Previous research has suggested that people with an extraordinary ability to recognize people look at more areas on a face than typical people.

Now researchers have used a type of AI to reveal how this approach contributes to their prowess.

“It’s not just about looking everywhere, it’s about looking smart,” said Dr James Dunn, first author of the study from UNSW Sydney.

Writing in the journal Proceedings of the Royal Society B: Biological Sciences, Dunn and colleagues report how they relied on eye-tracking data from one of their previous studies involving 37 super-recognizers and 68 typical recognizers.

In this work, participants saw both photos of full faces and others where the area of ​​the face they were looking at was partially visible.

In the new study, the team used this data to reconstruct the actual visual information seen by the participants’ eyes.

This “retinal information” was then fed into deep neural networks (DNN) – a type of AI system – which were trained to recognize faces. They also gave the AI ​​system a full image of either the same face the participant had seen or a different face.

In each case, the AI ​​system produced a score indicating how similar the retinal information was to the full facial image it had been given.

The team compared results from typical participants and super-recognizers as well as data based on randomly selected areas of the initial facial image.

The results reveal in all cases that the performance of the AI ​​system increased as the parts of the face looked at became more visible.

Additionally, at all visibility levels, the AI ​​system’s performance was highest when based on retinal information from super-recognizers.

“This shows that differences in face recognition ability arise in part from how we actively explore and sample visual information, not just subsequent processing by the brain,” Dunn said.

The team then investigated whether the results were simply due to the super-recognizers examining more areas of a face and therefore taking in more information.

However, they found that even when the amount of face captured in retinal information was the same, the AI ​​system performed better when fed data from super-recognizers.

“That means their advantage is not just about quantity, but also about quality,” Dunn said. “They choose regions that contain more identity cues, so each ‘pixel’ they choose has more value in recognizing a face.”

Dr Rachel Bennetts, a facial treatment expert at Brunel University in London who was not involved in the work, welcomed the study.

“For me, his main contribution to our understanding of super-recognition is the conclusion that superior facial recognition is not just about looking at a specific area, or looking longer or at more places on a face. Super-recognizers explore the face more broadly, but also allow more useful features to be sampled. information,” she said.

Dr Alejandro Estudillo from Bournemouth University said the study was based on showing still images to people under highly controlled conditions.

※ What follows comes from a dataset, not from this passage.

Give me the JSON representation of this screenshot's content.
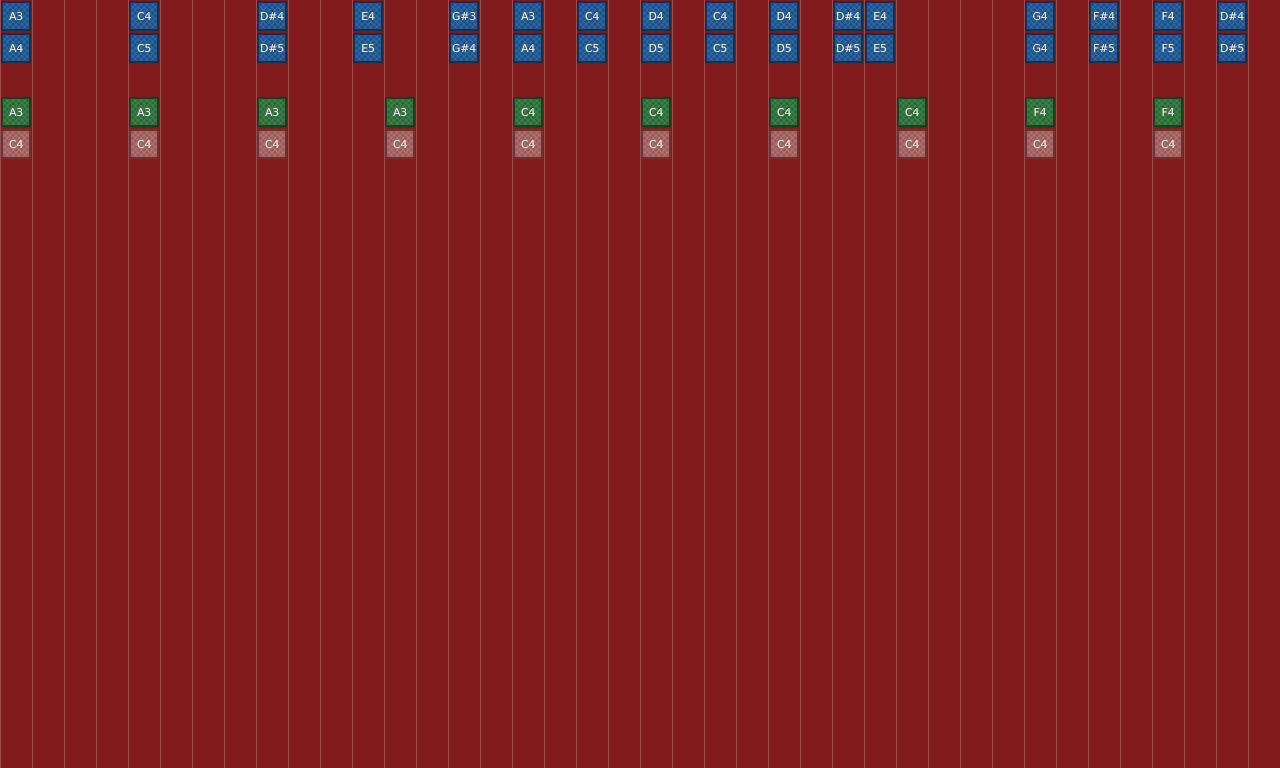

“It will be important to test whether the same pattern holds in more naturalistic and dynamic scenarios,” he said.

Although the study suggests that there are tactics that can make facial recognition easier, it seems unlikely that everyone can become a super-recognizer.

“At the moment, we don’t know whether these eye movement patterns could be trained effectively,” Bennetts said.

Dunn said studies suggest super-recognition is rooted in genetics and is hereditary.

“Super-recognizers seem to naturally select the most useful features, and that’s hard to train because it varies from face to face,” he said.

Researchers have developed a free test to help identify super-recognizers, available from UNSW Face Test.